China's central bank continues to cut interest rates and reserve ratio.

As part of the government's effort to achieve stronger growth, China's central bank has recently cut both the benchmark interest rates and the requirement reserve ratio (RRR), the required amount of reserves a bank should hold.

The move, touted as credit-easing, eyes to "support the real economy and promote restructuring," according to the People's Bank of China (PBOC).

The RRR for commercial banks dedicated to rural areas, small businesses and agriculture was cut 50 basis points (bps). On the other hand, RRR for finance firms, or non-bank financial institutions, is set to be decreased by 300 bps.

Meanwhile, the PBOC stated that interest rates for one-year lending and deposits are to be lowered by 25 bps to 4.85 and 2 percent, respectively.
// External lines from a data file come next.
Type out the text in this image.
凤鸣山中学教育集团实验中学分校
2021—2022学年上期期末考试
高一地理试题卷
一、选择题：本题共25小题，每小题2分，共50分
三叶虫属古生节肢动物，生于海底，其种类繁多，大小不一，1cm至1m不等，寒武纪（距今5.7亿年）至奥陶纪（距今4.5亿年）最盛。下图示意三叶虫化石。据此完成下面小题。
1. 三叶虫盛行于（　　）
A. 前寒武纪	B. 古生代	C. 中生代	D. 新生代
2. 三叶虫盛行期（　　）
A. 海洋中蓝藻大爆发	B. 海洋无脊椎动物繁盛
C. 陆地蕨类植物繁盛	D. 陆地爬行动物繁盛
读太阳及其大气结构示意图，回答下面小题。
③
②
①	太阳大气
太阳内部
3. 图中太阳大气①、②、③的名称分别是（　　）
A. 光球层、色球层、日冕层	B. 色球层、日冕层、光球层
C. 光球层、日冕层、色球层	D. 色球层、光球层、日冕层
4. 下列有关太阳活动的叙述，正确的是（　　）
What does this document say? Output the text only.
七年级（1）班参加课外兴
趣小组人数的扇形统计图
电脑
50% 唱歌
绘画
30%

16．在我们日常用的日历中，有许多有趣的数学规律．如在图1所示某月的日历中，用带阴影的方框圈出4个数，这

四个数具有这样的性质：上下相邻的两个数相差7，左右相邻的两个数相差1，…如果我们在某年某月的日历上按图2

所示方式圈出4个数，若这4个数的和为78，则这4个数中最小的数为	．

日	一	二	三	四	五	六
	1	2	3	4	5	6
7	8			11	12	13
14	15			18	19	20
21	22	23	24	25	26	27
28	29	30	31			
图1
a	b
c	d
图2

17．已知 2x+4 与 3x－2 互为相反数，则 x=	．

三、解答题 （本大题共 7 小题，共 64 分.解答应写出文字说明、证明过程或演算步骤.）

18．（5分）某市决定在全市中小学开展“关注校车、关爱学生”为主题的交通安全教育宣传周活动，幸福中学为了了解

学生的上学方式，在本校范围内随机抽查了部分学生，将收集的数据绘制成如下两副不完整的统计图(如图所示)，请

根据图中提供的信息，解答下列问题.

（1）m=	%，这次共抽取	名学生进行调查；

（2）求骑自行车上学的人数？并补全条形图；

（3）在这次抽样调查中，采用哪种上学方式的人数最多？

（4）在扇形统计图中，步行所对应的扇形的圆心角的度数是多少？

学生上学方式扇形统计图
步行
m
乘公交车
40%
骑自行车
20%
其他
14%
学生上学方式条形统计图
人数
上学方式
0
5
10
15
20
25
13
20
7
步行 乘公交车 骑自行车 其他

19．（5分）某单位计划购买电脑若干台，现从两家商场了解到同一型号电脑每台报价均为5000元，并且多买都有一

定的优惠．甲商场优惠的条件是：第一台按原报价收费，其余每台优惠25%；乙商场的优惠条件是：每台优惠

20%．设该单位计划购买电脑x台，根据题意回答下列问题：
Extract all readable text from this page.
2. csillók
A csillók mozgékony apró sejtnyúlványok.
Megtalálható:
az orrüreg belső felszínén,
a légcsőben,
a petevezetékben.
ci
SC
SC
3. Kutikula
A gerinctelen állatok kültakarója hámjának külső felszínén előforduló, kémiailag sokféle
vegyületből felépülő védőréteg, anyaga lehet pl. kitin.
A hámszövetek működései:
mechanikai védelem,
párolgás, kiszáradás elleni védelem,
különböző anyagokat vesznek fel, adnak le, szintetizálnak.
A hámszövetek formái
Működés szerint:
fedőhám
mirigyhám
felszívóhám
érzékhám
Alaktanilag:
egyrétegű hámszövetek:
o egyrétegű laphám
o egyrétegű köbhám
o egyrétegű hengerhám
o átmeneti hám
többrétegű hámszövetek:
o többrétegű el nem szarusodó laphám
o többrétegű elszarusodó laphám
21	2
As for other terms and kinds, the rates will also be cut by the same margin.

The recent RRR reduction is the third in a period of five months, and the fourth for interest cuts in a period of around seven months.

The PBOC explained that its monetary policy decisions were done to lower borrowing costs and help boost the economy via restructuring.

"China will maintain the prudent monetary policy and further push forward the reforms of interest rate liberalization and the RMB exchange rate formation mechanism," the bank announced.

The said RRR reduction is aimed at supporting farmers, as well as the country's rural and agricultural development, and small and micro businesses.

"It also aims to improve the key areas and weak links in the national economy and is conducive for the financial institutes to support mass entrepreneurship and innovation," the PBOC further remarked.

For Yao Yudong, PBOC's Finance Research Institute director, the recent monetary move of the central bank will be an effective support to the real economy.

In the first quarter, China's economic growth decreased to 7 percent, the lowest for the past six years.